Together with the World Children's Initiative's local affiliate, Physicians for Peace started work on a children's hospital in Matara, in the southern region of Sri Lanka.

"We want to set this as a sort of model pediatric hospital for other hospitals in Sri Lanka to follow," says Lionel Jayarante, the Initiative's director in Sri Lanka.

"The new hospital that we are going to construct will be away from the sea," he adds. "So there wouldn't be huge threats from tsunami. It will have more space for children and even for mothers."
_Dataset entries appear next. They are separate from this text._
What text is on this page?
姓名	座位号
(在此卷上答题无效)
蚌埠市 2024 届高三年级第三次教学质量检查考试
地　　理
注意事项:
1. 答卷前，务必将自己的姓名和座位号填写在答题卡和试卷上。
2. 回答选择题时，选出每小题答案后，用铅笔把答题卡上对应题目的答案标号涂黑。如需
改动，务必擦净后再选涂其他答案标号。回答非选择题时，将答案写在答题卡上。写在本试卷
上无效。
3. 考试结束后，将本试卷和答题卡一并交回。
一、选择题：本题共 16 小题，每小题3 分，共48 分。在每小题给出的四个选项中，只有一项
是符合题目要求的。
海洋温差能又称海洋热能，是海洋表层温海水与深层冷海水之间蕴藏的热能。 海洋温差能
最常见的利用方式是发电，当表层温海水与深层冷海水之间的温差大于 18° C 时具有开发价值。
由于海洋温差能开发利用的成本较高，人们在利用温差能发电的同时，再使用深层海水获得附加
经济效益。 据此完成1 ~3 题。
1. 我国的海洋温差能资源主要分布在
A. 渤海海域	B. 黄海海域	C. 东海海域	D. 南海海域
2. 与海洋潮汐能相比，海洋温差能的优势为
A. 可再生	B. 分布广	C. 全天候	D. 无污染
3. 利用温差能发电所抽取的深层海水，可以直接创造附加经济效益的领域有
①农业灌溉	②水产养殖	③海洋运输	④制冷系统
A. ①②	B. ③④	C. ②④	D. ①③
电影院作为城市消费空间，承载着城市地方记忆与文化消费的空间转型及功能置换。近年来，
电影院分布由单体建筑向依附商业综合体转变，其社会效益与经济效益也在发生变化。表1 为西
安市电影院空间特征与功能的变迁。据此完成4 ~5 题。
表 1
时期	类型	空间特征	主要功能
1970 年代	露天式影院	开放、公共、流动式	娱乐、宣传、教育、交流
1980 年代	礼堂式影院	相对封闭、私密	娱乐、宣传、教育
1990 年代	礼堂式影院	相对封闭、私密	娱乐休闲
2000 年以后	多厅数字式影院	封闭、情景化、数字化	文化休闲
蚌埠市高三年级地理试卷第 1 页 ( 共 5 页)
Javarante says the land is ready. "The government has done the leveling, providing the other basic necessities like water and electricity for us to do the construction work. Our plan is to complete this project within 18 months."

And while the construction plans for the hospital are proceeding as scheduled, other efforts are underway to prepare the health care staff that will work there. "We went to the hospital and talked to as many nurses, as many physicians, as many technologists as possible, to find out what they wanted," says Carolyn Ramwell, who recently returned from Sri Lanka.

Ramwell was part of a Physicians for Peace delegation. The trip, she says, helped them understand the realities of the health care system in Sri Lanka.

"I was pleasantly surprised," she says. "Sri Lanka has a very comprehensive health care system, very much designed upon, originally, the British system. The problem really is supplies, amount of staff and opportunities for education. We found physicians and nurses were well-educated, but due to the volume of the patients that they have to see and because it's a public health program, they just don't have the opportunity for as much education as they wish."

Physicians for Peace will provide such training opportunities.

"We are looking at probably a five-year-project," she says. "We want to change the culture of accountability and responsibility for one's education. We go in and teach advanced pediatrics, basic life support, nursing education, advanced critical care."

Ramwell says the Physicians for Peace's education strategy is very simple: train the trainers.

"We will identify two nurse champions from the U.S., hopefully from Children's Hospital of Pittsburg and Children's Hospital in DC," she says. "We will have these champions go twice a year, alternating, to offer education every three to six months. We'll identify nurse champions there. They will be our focus for education. We'll offer them professional support, e-mail support, online community support, to get them to be in a position where they are the trainers."

Through this program, Carolyn Ramwell says, Physicians for Peace hopes to train 30 to 60 nurses who will eventually be able to train dozens of other health workers and raise awareness about pubic health issues in the local communities. So, by the time the hospital opens its doors, she says, everyone will have a role in making the health care system work better than it did three years ago.